Photo of Alex Fergusson Alex Fergusson None

I point out that members who wish to make a point of order have three minutes in which to do so—that is their inalienable right. I thank Murdo Fraser and Karen Whitefield for giving notice of their points of order.

This is the third occasion in recent weeks on which points of order have been raised regarding an announcement in the Parliament. As I did on those previous occasions, I refer members to the good practice guidance on Executive announcements, which I understand has been reissued to all business managers. The purpose of that guidance is to ensure that the Parliament is treated with respect and is properly the place in which major spending and policy announcements are first made. I understand that, as Karen Whitefield pointed out, the Cabinet Secretary for Education and Lifelong Learning somewhat belatedly attempted to forewarn the Education, Lifelong Learning and Culture Committee before details of today's announcement appeared in the press. However, I stress to the Executive the importance of adhering to the guidance and ensuring that its terms are followed. I believe that the Executive is sailing slightly close to the wind on the issue and I exhort it to err on the side of caution in future.

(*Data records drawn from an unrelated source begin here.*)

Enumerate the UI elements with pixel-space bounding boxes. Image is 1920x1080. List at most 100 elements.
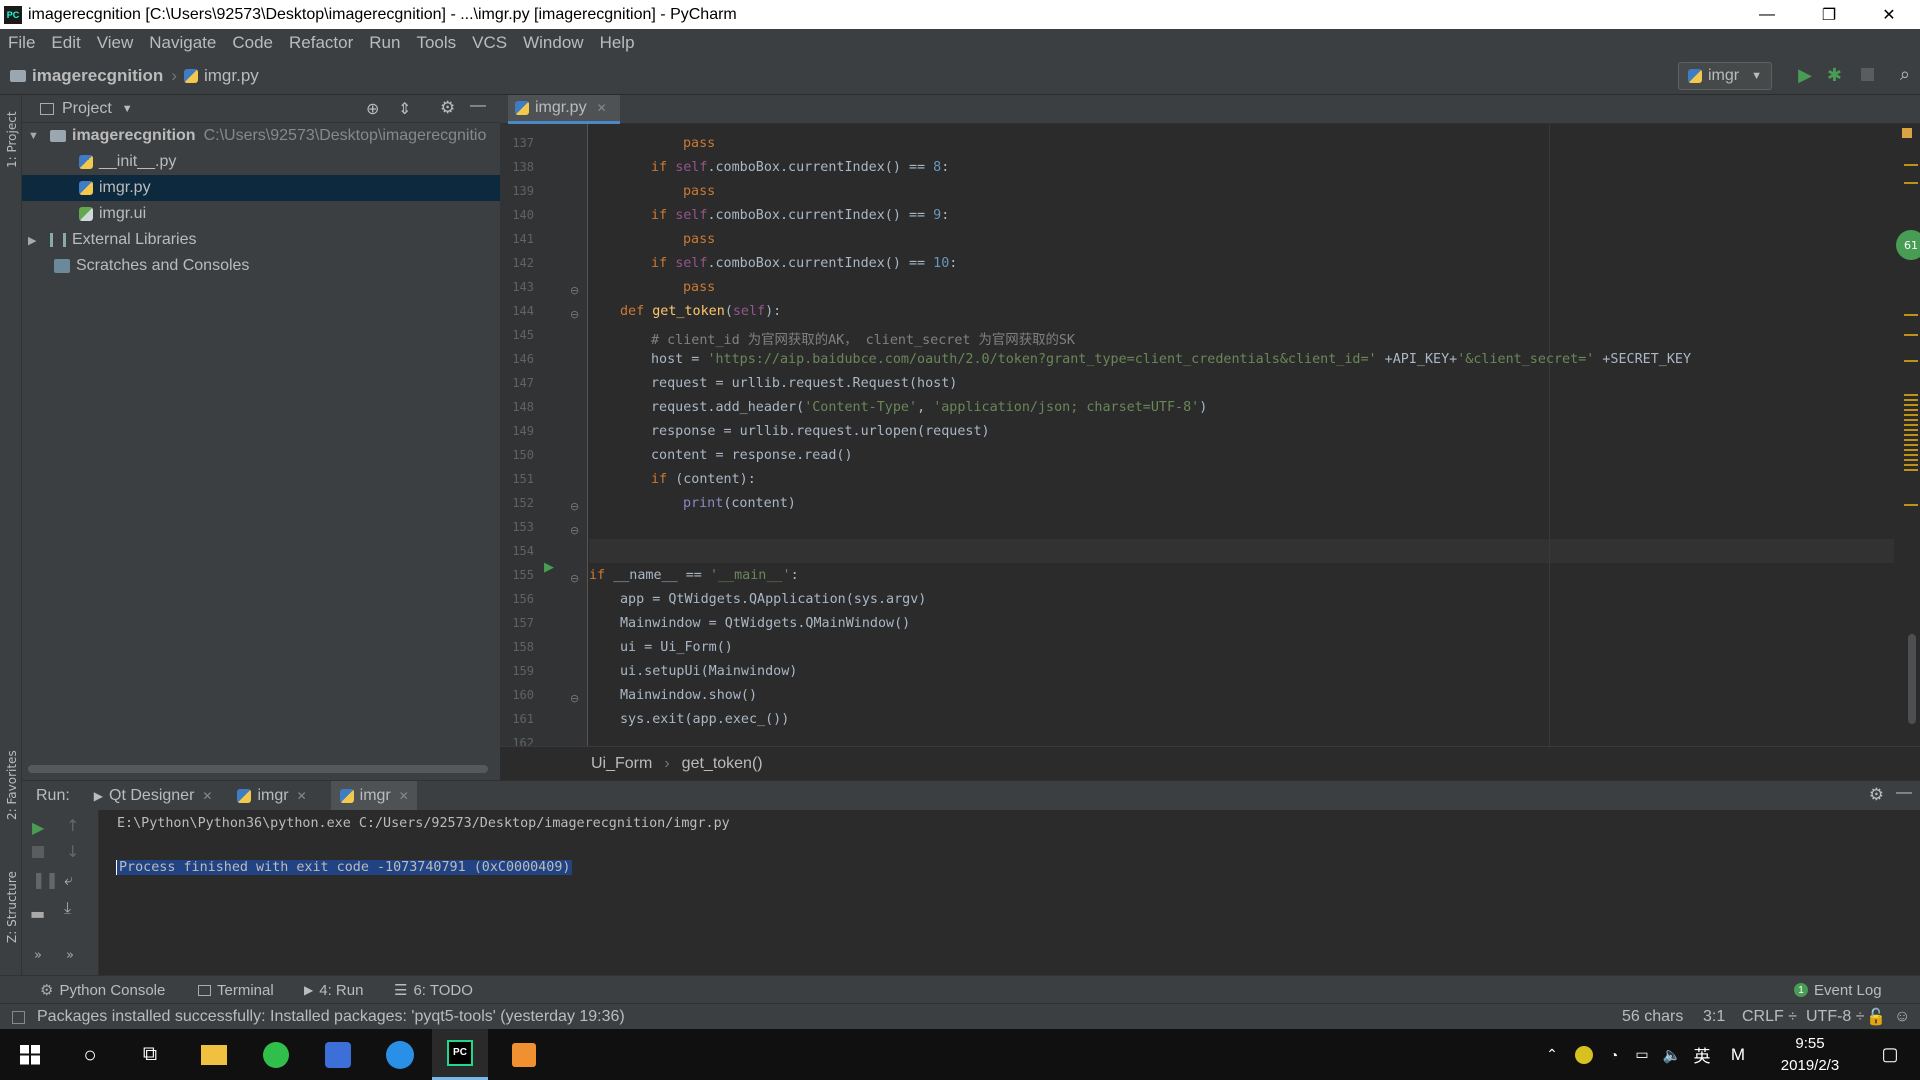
breadcrumb-class[interactable]: Ui_Form bbox=[591, 755, 652, 773]
nav-file[interactable]: imgr.py bbox=[204, 66, 259, 86]
tree-file-ui[interactable]: imgr.ui bbox=[22, 201, 500, 227]
menu-help[interactable]: Help bbox=[600, 33, 635, 53]
more-icon[interactable]: » bbox=[66, 948, 74, 963]
fold-icon[interactable]: ⊖ bbox=[570, 572, 579, 585]
collapse-icon[interactable]: ⇕ bbox=[398, 99, 411, 119]
locate-icon[interactable]: ⊕ bbox=[366, 99, 379, 119]
layout-icon[interactable]: ▬ bbox=[30, 904, 45, 923]
status-line-separator[interactable]: CRLF ÷ bbox=[1742, 1004, 1797, 1030]
run-config-dropdown[interactable]: imgr ▼ bbox=[1678, 62, 1772, 90]
run-gutter-icon[interactable]: ▶ bbox=[544, 560, 554, 575]
menu-view[interactable]: View bbox=[97, 33, 134, 53]
expand-arrow-icon[interactable]: ▼ bbox=[28, 130, 42, 142]
project-panel-header: Project ▼ ⊕ ⇕ ⚙ — bbox=[22, 95, 500, 123]
tree-file-init[interactable]: __init__.py bbox=[22, 149, 500, 175]
run-console-output[interactable]: E:\Python\Python36\python.exe C:/Users/9… bbox=[99, 810, 1920, 975]
fold-icon[interactable]: ⊖ bbox=[570, 500, 579, 513]
scroll-thumb[interactable] bbox=[1908, 634, 1916, 724]
up-arrow-icon[interactable]: ↑ bbox=[66, 816, 79, 835]
hide-icon[interactable]: — bbox=[470, 97, 486, 115]
chevron-down-icon[interactable]: ▼ bbox=[122, 103, 133, 115]
clock-date: 2019/2/3 bbox=[1780, 1057, 1840, 1074]
close-button[interactable]: ✕ bbox=[1866, 0, 1912, 29]
menu-window[interactable]: Window bbox=[523, 33, 583, 53]
tree-external-libraries[interactable]: ▶ External Libraries bbox=[22, 227, 500, 253]
ime-mode-indicator[interactable]: M bbox=[1710, 1029, 1766, 1080]
feather-app-icon[interactable] bbox=[310, 1029, 366, 1080]
pause-icon[interactable]: ❚❚ bbox=[32, 870, 59, 889]
horizontal-scrollbar[interactable] bbox=[28, 765, 488, 773]
menu-code[interactable]: Code bbox=[232, 33, 273, 53]
tree-scratches[interactable]: Scratches and Consoles bbox=[22, 253, 500, 279]
fold-icon[interactable]: ⊖ bbox=[570, 308, 579, 321]
run-icon[interactable]: ▶ bbox=[1798, 65, 1812, 86]
run-tool-tab[interactable]: ▶ 4: Run bbox=[304, 976, 363, 1004]
close-icon[interactable]: ✕ bbox=[597, 101, 607, 115]
browser-icon[interactable] bbox=[248, 1029, 304, 1080]
pycharm-taskbar-icon[interactable]: PC bbox=[432, 1029, 488, 1080]
status-position[interactable]: 3:1 bbox=[1703, 1004, 1725, 1030]
close-icon[interactable]: ✕ bbox=[202, 789, 212, 803]
windows-start-icon[interactable] bbox=[2, 1029, 58, 1080]
gear-icon[interactable]: ⚙ bbox=[440, 98, 455, 118]
status-encoding[interactable]: UTF-8 ÷ bbox=[1806, 1004, 1865, 1030]
fold-icon[interactable]: ⊖ bbox=[570, 524, 579, 537]
editor-scrollbar[interactable]: 61 bbox=[1894, 124, 1920, 746]
minimize-button[interactable]: — bbox=[1744, 0, 1790, 29]
notification-icon[interactable]: ▢ bbox=[1862, 1029, 1918, 1080]
project-tool-button[interactable]: 1: Project bbox=[5, 111, 19, 168]
menu-navigate[interactable]: Navigate bbox=[149, 33, 216, 53]
maximize-button[interactable]: ❐ bbox=[1806, 0, 1852, 29]
media-player-icon[interactable] bbox=[496, 1029, 552, 1080]
menu-run[interactable]: Run bbox=[369, 33, 400, 53]
nav-project[interactable]: imagerecgnition bbox=[32, 66, 163, 86]
task-view-icon[interactable]: ⧉ bbox=[122, 1029, 178, 1080]
inspection-badge[interactable]: 61 bbox=[1896, 230, 1920, 260]
expand-arrow-icon[interactable]: ▶ bbox=[28, 234, 42, 247]
fold-icon[interactable]: ⊖ bbox=[570, 692, 579, 705]
hide-icon[interactable]: — bbox=[1896, 784, 1912, 802]
run-tab-qt-designer[interactable]: ▶ Qt Designer ✕ bbox=[94, 787, 213, 805]
close-icon[interactable]: ✕ bbox=[297, 789, 307, 803]
soft-wrap-icon[interactable]: ⤶ bbox=[64, 870, 73, 890]
breadcrumb-method[interactable]: get_token() bbox=[682, 755, 763, 773]
event-log-tab[interactable]: 1 Event Log bbox=[1794, 976, 1882, 1004]
warning-marker[interactable] bbox=[1902, 128, 1912, 138]
tab-imgr-py[interactable]: imgr.py ✕ bbox=[508, 95, 620, 124]
down-arrow-icon[interactable]: ↓ bbox=[66, 842, 79, 861]
close-icon[interactable]: ✕ bbox=[399, 789, 409, 803]
run-tab-imgr-1[interactable]: imgr ✕ bbox=[236, 787, 307, 805]
gear-icon[interactable]: ⚙ bbox=[1869, 785, 1884, 805]
more-icon[interactable]: » bbox=[34, 948, 42, 963]
menu-refactor[interactable]: Refactor bbox=[289, 33, 353, 53]
menu-tools[interactable]: Tools bbox=[416, 33, 456, 53]
scroll-to-end-icon[interactable]: ⤓ bbox=[64, 898, 71, 918]
file-explorer-icon[interactable] bbox=[186, 1029, 242, 1080]
search-icon[interactable]: ⌕ bbox=[1900, 64, 1910, 85]
menu-file[interactable]: File bbox=[8, 33, 35, 53]
inspector-icon[interactable]: ☺ bbox=[1894, 1004, 1910, 1030]
status-toggle-icon[interactable] bbox=[12, 1010, 25, 1024]
stop-icon[interactable] bbox=[32, 846, 44, 858]
status-message[interactable]: Packages installed successfully: Install… bbox=[12, 1004, 625, 1030]
structure-tool-button[interactable]: Z: Structure bbox=[5, 871, 19, 943]
tree-file-imgr[interactable]: imgr.py bbox=[22, 175, 500, 201]
clock[interactable]: 9:55 2019/2/3 bbox=[1762, 1033, 1858, 1077]
project-panel-title[interactable]: Project bbox=[62, 100, 112, 118]
todo-tab[interactable]: ☰ 6: TODO bbox=[394, 976, 473, 1004]
run-tab-imgr-2[interactable]: imgr ✕ bbox=[330, 780, 417, 811]
python-console-tab[interactable]: ⚙ Python Console bbox=[40, 976, 165, 1004]
menu-edit[interactable]: Edit bbox=[51, 33, 80, 53]
favorites-tool-button[interactable]: 2: Favorites bbox=[5, 750, 19, 820]
debug-icon[interactable]: ✱ bbox=[1827, 65, 1842, 86]
lock-icon[interactable]: 🔓 bbox=[1866, 1004, 1886, 1030]
terminal-tab[interactable]: Terminal bbox=[198, 976, 274, 1004]
stop-icon[interactable] bbox=[1861, 68, 1874, 81]
code-editor[interactable]: pass if self.comboBox.currentIndex() == … bbox=[589, 124, 1894, 746]
rerun-icon[interactable]: ▶ bbox=[32, 818, 44, 837]
menu-vcs[interactable]: VCS bbox=[472, 33, 507, 53]
fold-icon[interactable]: ⊖ bbox=[570, 284, 579, 297]
search-icon[interactable]: ○ bbox=[62, 1029, 118, 1080]
tree-root[interactable]: ▼ imagerecgnition C:\Users\92573\Desktop… bbox=[22, 123, 500, 149]
messenger-icon[interactable] bbox=[372, 1029, 428, 1080]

Photo of Lord George Foulkes Lord George Foulkes Labour

On a different point of order, Presiding Officer. I draw your attention to reports in the press yesterday that the First Minister has signed an historic pact with Northern Ireland's political leaders. One report stated:

"Details of the joint statement ... include proposals for collaboration on education, transport and tourism. The Scottish and Northern Irish Executives have also agreed to work closely on gaining the right to set their own rates of corporation tax and securing greater fiscal autonomy."

It went on:

"One area where Northern Ireland's politicians want to make quick progress with Scotland is over higher education."

The Scottish Parliament might have expected advance consultation on matters of such importance but, at the very least, there should be a statement to the Parliament. Presiding Officer, I draw your and the Parliament's attention to the statement made by the First Minister in the Parliament on 7 June, when he said:

"matters of such importance will rightly be brought to the chamber—members of the Parliament are entitled to nothing less."—[Official Report, 7 June 2007; c 587.]

If that is the case, why are we to have no statement on the agreement with Northern Ireland?

Presiding Officer, I ask you to discuss with the First Minister the possibility of his making a statement later this afternoon. After all, we have questions to ask. Members of the Scottish Parliament rightly want to ask a number of questions on the issue and surely they are entitled to nothing less.

Photo of Alex Fergusson Alex Fergusson None

I thank the member for giving me notice of his point of order. However, the First Minister is entirely at liberty to sign agreements with other institutions as he feels fit. Whether he intends to make a statement to the Parliament is a matter for him in the first instance. There will be opportunities during this and next week's parliamentary debate to put questions to the First Minister.

Photo of Margo MacDonald Margo MacDonald Independent

On a point of order, Presiding Officer. I apologise for making this point, but since George Foulkes has raised the issue of First Ministers taking executive decisions, I would like to know whether the Parliament could also be consulted by the Prime Minister before he signs up to a European constitution by any other name.

Photo of Alex Fergusson Alex Fergusson None

You may have a point, Ms MacDonald, but I do not think that it is a point of order for me.

Photo of Alex Fergusson Alex Fergusson None

You do not have to take three minutes, by the way.

Photo of Lord George Foulkes Lord George Foulkes Labour

I assure my good friend Margo MacDonald that, unlike the First Minister, the Prime Minister is making a statement to Westminster on the issue of the European constitution.

Photo of Alex Fergusson Alex Fergusson None

Again, you may have a point, but it is not a point of order.